Mudanças no regime de chuvas criam condições mais favoráveis para a proliferação de fungos, vírus e vetores de doenças na agricultura brasileira
A agricultura brasileira deve sentir impactos ainda mais significativos da crise climática nas próximas décadas. Segundo um estudo conduzido pela Embrapa, aproximadamente 46% das doenças agrícolas que já afetam o país devem se tornar mais severas até o ano de 2100, impactando diretamente culturas estratégicas como arroz, milho, soja, café, cana-de-açúcar, hortaliças e frutas.
Esse aumento na gravidade das doenças é impulsionado pelo aquecimento global e pelas mudanças no regime de chuvas, que criam condições mais favoráveis para a proliferação de fungos, vírus e vetores de doenças.

A pesquisa é baseada em uma revisão científica que analisou 304 patossistemas — interações entre patógenos e plantas hospedeiras — envolvendo 32 das principais culturas agrícolas do país. Entre os patógenos avaliados, os fungos se destacam como os mais recorrentes, sendo responsáveis por quase 80% dos casos estudados.
Aumento da temperatura favorece as doenças
O estudo da Embrapa destaca que, sem ações globais eficazes para conter as mudanças climáticas, o aumento médio da temperatura em algumas regiões do Brasil poderá ultrapassar os 4,5°C até o fim do século. Esse aquecimento extremo cria um ambiente particularmente favorável à proliferação de doenças causadas por fungos, como a antracnose e o oídio.
Além disso, as alterações no regime de chuvas, com períodos mais secos ou intensamente úmidos, também influenciam diretamente a dinâmica das pragas nas lavouras.

E não são apenas os fungos que preocupam. O estudo destaca o aumento da importância das doenças transmitidas por vetores, como pulgões, cochonilhas, tripes, moscas-brancas e ácaros, em todo o território brasileiro. Segundo o pesquisador Wagner Bettiol, da Embrapa Meio Ambiente, o calor acelera o ciclo de vida desses insetos e aumenta sua longevidade, o que resulta em populações maiores, mais ativas e presentes por períodos mais longos ao longo do ano.
Esse crescimento populacional intensifica o risco para várias culturas agrícolas já vulneráveis a esses vetores, incluindo batata, banana, tomate, citros e milho. Com o aumento da incidência e persistência dessas pragas, haverá maior pressão sobre os sistemas de produção, exigindo estratégias mais eficazes de controle, monitoramento contínuo e desenvolvimento de práticas agrícolas adaptadas ao novo cenário climático.

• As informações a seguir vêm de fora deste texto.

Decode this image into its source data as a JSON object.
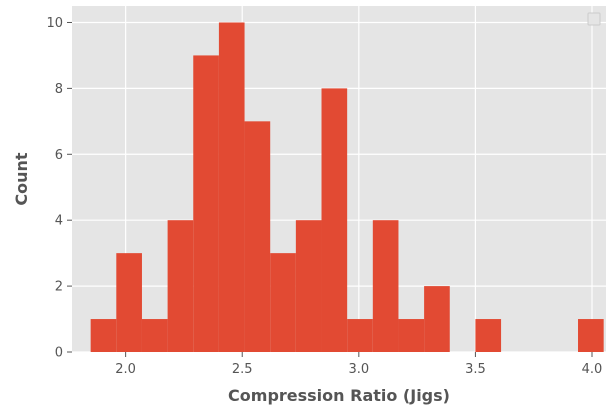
{
  "chart_data": {
    "type": "bar",
    "style": "histogram",
    "xlabel": "Compression Ratio (Jigs)",
    "ylabel": "Count",
    "xlim": [
      1.77,
      4.06
    ],
    "ylim": [
      0,
      10.5
    ],
    "xticks": [
      "2.0",
      "2.5",
      "3.0",
      "3.5",
      "4.0"
    ],
    "yticks": [
      "0",
      "2",
      "4",
      "6",
      "8",
      "10"
    ],
    "grid": true,
    "legend": "top-right, empty",
    "bar_color": "#E24A33",
    "background_color": "#E5E5E5",
    "bins": [
      {
        "x0": 1.85,
        "x1": 1.96,
        "count": 1
      },
      {
        "x0": 1.96,
        "x1": 2.07,
        "count": 3
      },
      {
        "x0": 2.07,
        "x1": 2.18,
        "count": 1
      },
      {
        "x0": 2.18,
        "x1": 2.29,
        "count": 4
      },
      {
        "x0": 2.29,
        "x1": 2.4,
        "count": 9
      },
      {
        "x0": 2.4,
        "x1": 2.51,
        "count": 10
      },
      {
        "x0": 2.51,
        "x1": 2.62,
        "count": 7
      },
      {
        "x0": 2.62,
        "x1": 2.73,
        "count": 3
      },
      {
        "x0": 2.73,
        "x1": 2.84,
        "count": 4
      },
      {
        "x0": 2.84,
        "x1": 2.95,
        "count": 8
      },
      {
        "x0": 2.95,
        "x1": 3.06,
        "count": 1
      },
      {
        "x0": 3.06,
        "x1": 3.17,
        "count": 4
      },
      {
        "x0": 3.17,
        "x1": 3.28,
        "count": 1
      },
      {
        "x0": 3.28,
        "x1": 3.39,
        "count": 2
      },
      {
        "x0": 3.39,
        "x1": 3.5,
        "count": 0
      },
      {
        "x0": 3.5,
        "x1": 3.61,
        "count": 1
      },
      {
        "x0": 3.61,
        "x1": 3.72,
        "count": 0
      },
      {
        "x0": 3.72,
        "x1": 3.83,
        "count": 0
      },
      {
        "x0": 3.83,
        "x1": 3.94,
        "count": 0
      },
      {
        "x0": 3.94,
        "x1": 4.05,
        "count": 1
      }
    ]
  }
}
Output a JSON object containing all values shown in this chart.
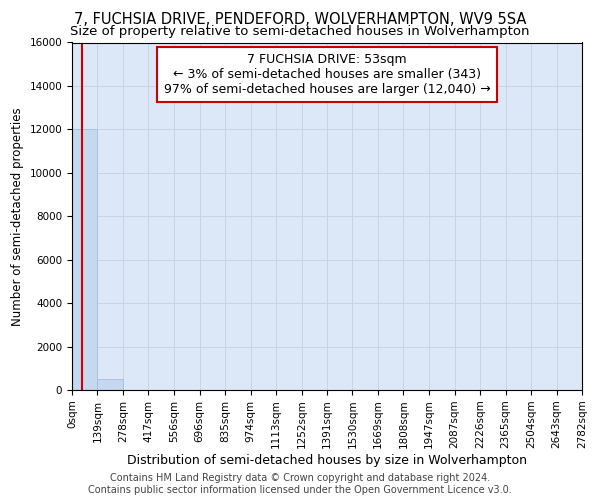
{
  "title1": "7, FUCHSIA DRIVE, PENDEFORD, WOLVERHAMPTON, WV9 5SA",
  "title2": "Size of property relative to semi-detached houses in Wolverhampton",
  "xlabel": "Distribution of semi-detached houses by size in Wolverhampton",
  "ylabel": "Number of semi-detached properties",
  "bin_edges": [
    0,
    139,
    278,
    417,
    556,
    696,
    835,
    974,
    1113,
    1252,
    1391,
    1530,
    1669,
    1808,
    1947,
    2087,
    2226,
    2365,
    2504,
    2643,
    2782
  ],
  "bin_counts": [
    12000,
    500,
    0,
    0,
    0,
    0,
    0,
    0,
    0,
    0,
    0,
    0,
    0,
    0,
    0,
    0,
    0,
    0,
    0,
    0
  ],
  "bar_color": "#c5d8f0",
  "bar_edge_color": "#a0b8d8",
  "property_size": 53,
  "annotation_title": "7 FUCHSIA DRIVE: 53sqm",
  "annotation_line1": "← 3% of semi-detached houses are smaller (343)",
  "annotation_line2": "97% of semi-detached houses are larger (12,040) →",
  "annotation_box_color": "#ffffff",
  "annotation_box_edge_color": "#cc0000",
  "vline_color": "#cc0000",
  "ylim": [
    0,
    16000
  ],
  "yticks": [
    0,
    2000,
    4000,
    6000,
    8000,
    10000,
    12000,
    14000,
    16000
  ],
  "grid_color": "#c8d4e4",
  "background_color": "#dce8f8",
  "footer1": "Contains HM Land Registry data © Crown copyright and database right 2024.",
  "footer2": "Contains public sector information licensed under the Open Government Licence v3.0.",
  "title1_fontsize": 10.5,
  "title2_fontsize": 9.5,
  "xlabel_fontsize": 9,
  "ylabel_fontsize": 8.5,
  "tick_fontsize": 7.5,
  "annotation_fontsize": 9,
  "footer_fontsize": 7
}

Biopesticidas ganham protagonismo
Outro aspecto que pode sofrer os impactos das mudanças climáticas é a efetividade dos defensivos agrícolas utilizados atualmente. O aumento das temperaturas, a variação na umidade e as alterações nas chuvas afetam diretamente a dinâmica dos fungicidas nas plantas, ou seja, modificam a forma como esses produtos são absorvidos, distribuídos e degradados pelos vegetais.
Além disso, o novo cenário climático pode provocar mudanças morfológicas e fisiológicas nas culturas, o que também influencia na resposta aos defensivos. Como resultado, os produtos químicos convencionais podem perder eficácia, demandando aplicações mais frequentes ou em maiores doses.
Esse panorama está impulsionando a busca por alternativas mais sustentáveis na agricultura brasileira, com destaque para os agentes biológicos de controle, como os biopesticidas. Esses produtos utilizam organismos vivos, como bactérias, fungos e vírus benéficos, para combater pragas e doenças.

O Brasil é hoje o maior produtor e consumidor de biopesticidas no mundo e tem a maior área agrícola sob controle biológico. Apesar disso, pesquisadores alertam que o País precisa reforçar a adaptação desses bioagentes às novas condições climáticas. “Precisamos desenvolver, com urgência, bioherbicidas e produtos biológicos que aumentem a eficiência do uso de nitrogênio e reduzam o estresse abiótico das plantas”, defende o pesquisador Wagner Bettiol, da Embrapa Meio Ambiente (SP).
Bettiol também defende avanços no controle de doenças estratégicas como a ferrugem asiática da soja e a ferrugem do cafeeiro, ambas de alto impacto econômico e amplamente sensíveis às condições climáticas, além da seleção de agentes de biocontrole que sejam adaptados às novas condições ambientais, como temperaturas mais altas e variações hídricas mais extremas.